Mais ce n'est pas tout : de l'eau s'infiltre dans cette chape de béton via le ruissellement ou la pluie. Or l'association de combustible radioactif et d'eau pourrait conduire à un redémarrage d'une réaction en chaîne. Ce qui entraînerait une explosion, un Tchernobyl bis…

 

Depuis 1998, on parle de construire un nouveau sarcophage qui s'emboîterait sur le premier. Il était prévu qu'il soit terminé cette année. Mais les travaux n'ont toujours pas débuté…

A quand le super-sarcophage ?

Jean-Bernard Chérié, directeur des relations internationales de l'IRSN : « L’Ukraine n’avait pas l’habitude de gérer des projets internationaux aussi complexes… ».

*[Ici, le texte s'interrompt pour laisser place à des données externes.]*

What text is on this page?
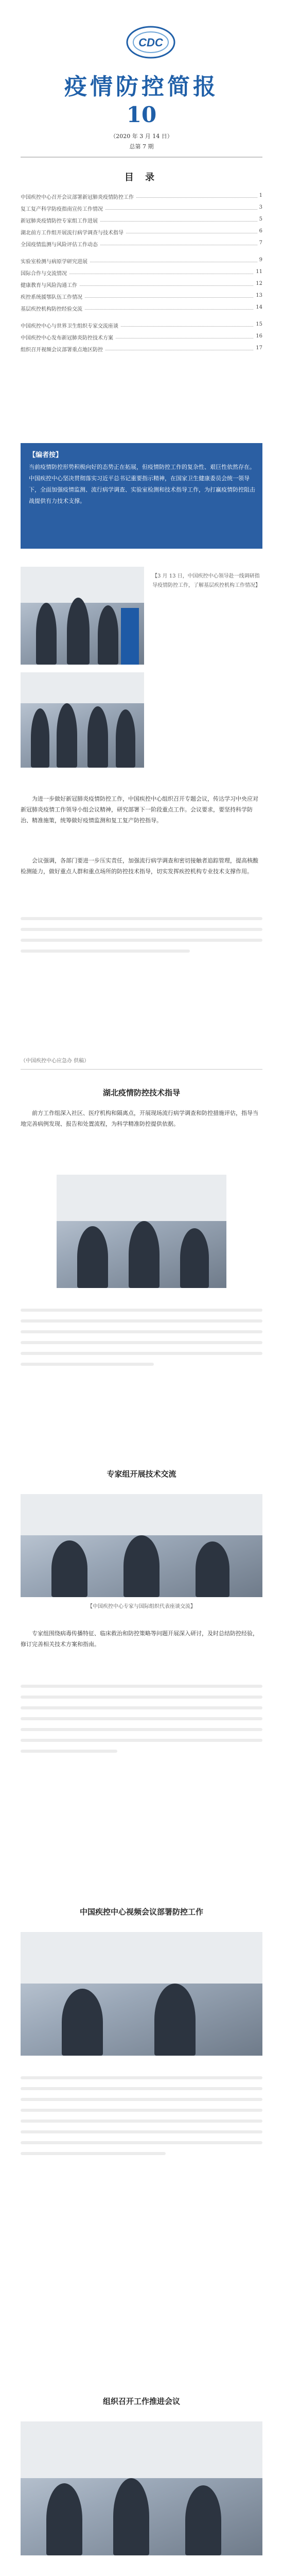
CDC
疫情防控简报
10
（2020 年 3 月 14 日）
总第 7 期
目 录
中国疾控中心召开会议部署新冠肺炎疫情防控工作	1
复工复产科学防疫指南宣传工作情况	3
新冠肺炎疫情防控专家组工作进展	5
湖北前方工作组开展流行病学调查与技术指导	6
全国疫情监测与风险评估工作动态	7
实验室检测与病原学研究进展	9
国际合作与交流情况	11
健康教育与风险沟通工作	12
疾控系统援鄂队伍工作情况	13
基层疾控机构防控经验交流	14
中国疾控中心与世界卫生组织专家交流座谈	15
中国疾控中心发布新冠肺炎防控技术方案	16
组织召开视频会议部署重点地区防控	17
【编者按】
当前疫情防控形势积极向好的态势正在拓展，但疫情防控工作的复杂性、艰巨性依然存在。中国疾控中心坚决贯彻落实习近平总书记重要指示精神，在国家卫生健康委员会统一领导下，全面加强疫情监测、流行病学调查、实验室检测和技术指导工作，为打赢疫情防控阻击战提供有力技术支撑。
【3 月 13 日，中国疾控中心领导赴一线调研指导疫情防控工作，了解基层疾控机构工作情况】
为进一步做好新冠肺炎疫情防控工作，中国疾控中心组织召开专题会议，传达学习中央应对新冠肺炎疫情工作领导小组会议精神，研究部署下一阶段重点工作。会议要求，要坚持科学防治、精准施策，统筹做好疫情监测和复工复产防控指导。
会议强调，各部门要进一步压实责任，加强流行病学调查和密切接触者追踪管理，提高核酸检测能力，做好重点人群和重点场所的防控技术指导，切实发挥疾控机构专业技术支撑作用。
（中国疾控中心应急办 供稿）
湖北疫情防控技术指导
前方工作组深入社区、医疗机构和隔离点，开展现场流行病学调查和防控措施评估，指导当地完善病例发现、报告和处置流程，为科学精准防控提供依据。
专家组开展技术交流
【中国疾控中心专家与国际组织代表座谈交流】
专家组围绕病毒传播特征、临床救治和防控策略等问题开展深入研讨，及时总结防控经验，修订完善相关技术方案和指南。
中国疾控中心视频会议部署防控工作
组织召开工作推进会议
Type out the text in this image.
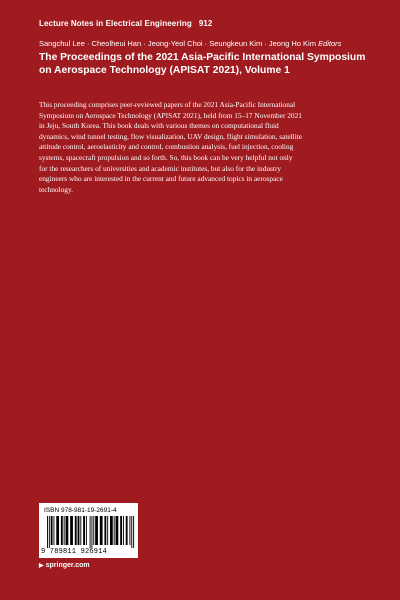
Lecture Notes in Electrical Engineering 912
Sangchul Lee · Cheolheui Han · Jeong-Yeol Choi · Seungkeun Kim · Jeong Ho Kim Editors
The Proceedings of the 2021 Asia-Pacific International Symposium
on Aerospace Technology (APISAT 2021), Volume 1
This proceeding comprises peer-reviewed papers of the 2021 Asia-Pacific International
Symposium on Aerospace Technology (APISAT 2021), held from 15–17 November 2021
in Jeju, South Korea. This book deals with various themes on computational fluid
dynamics, wind tunnel testing, flow visualization, UAV design, flight simulation, satellite
attitude control, aeroelasticity and control, combustion analysis, fuel injection, cooling
systems, spacecraft propulsion and so forth. So, this book can be very helpful not only
for the researchers of universities and academic institutes, but also for the industry
engineers who are interested in the current and future advanced topics in aerospace
technology.
ISBN 978-981-19-2691-4
9 789811 926914
▶ springer.com
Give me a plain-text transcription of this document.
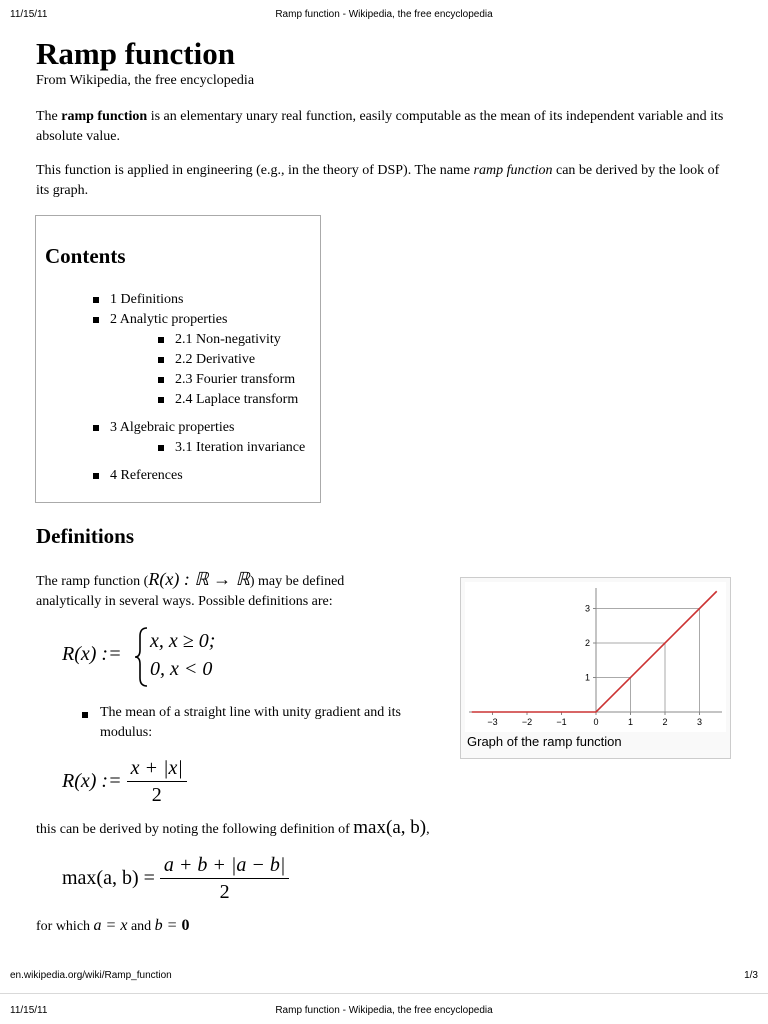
11/15/11	Ramp function - Wikipedia, the free encyclopedia
Ramp function
From Wikipedia, the free encyclopedia

The ramp function is an elementary unary real function, easily computable as the mean of its independent variable and its absolute value.

This function is applied in engineering (e.g., in the theory of DSP). The name ramp function can be derived by the look of its graph.

Contents
1 Definitions
2 Analytic properties
2.1 Non-negativity
2.2 Derivative
2.3 Fourier transform
2.4 Laplace transform
3 Algebraic properties
3.1 Iteration invariance
4 References
Definitions
The ramp function (R(x) : ℝ → ℝ) may be defined
analytically in several ways. Possible definitions are:
R(x) :=
x, x ≥ 0;
0, x < 0
The mean of a straight line with unity gradient and its modulus:
R(x) := $\frac{x + |x|}{2}$
this can be derived by noting the following definition of max(a, b),
max(a, $b) = \frac{a + b + |a - b|}{2}$
for which a = x and b = 0
−3	−2	−1	0	1	2	3
1
2
3
Graph of the ramp function
en.wikipedia.org/wiki/Ramp_function	1/3
11/15/11	Ramp function - Wikipedia, the free encyclopedia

La construction d'un nouveau sarcophage au-dessus de la centrale de Tchernobyl pourrait « assurer un confinement d'au moins une centaine d'année », estime Jean-Bernard Chérié, directeur des relations internationale à l'IRSN, l'Institut de radioprotection et de sûreté nucléaire. Ce projet, lancé en 1998, doit être financé par un fonds international. Il a été évalué à 870 millions d'euros. Pour l'heure, 650 millions ont déjà été versés par les pays donateurs.

Selon Jean-Bernard Chérié, une décision devrait être prise prochainement pour déterminer l'entreprise qui aura à construire le sarcophage. Par suite, « si la construction est lancée dans les prochains mois, le nouveau sarcophage devrait être mis en place d'ici la fin de 2010 ».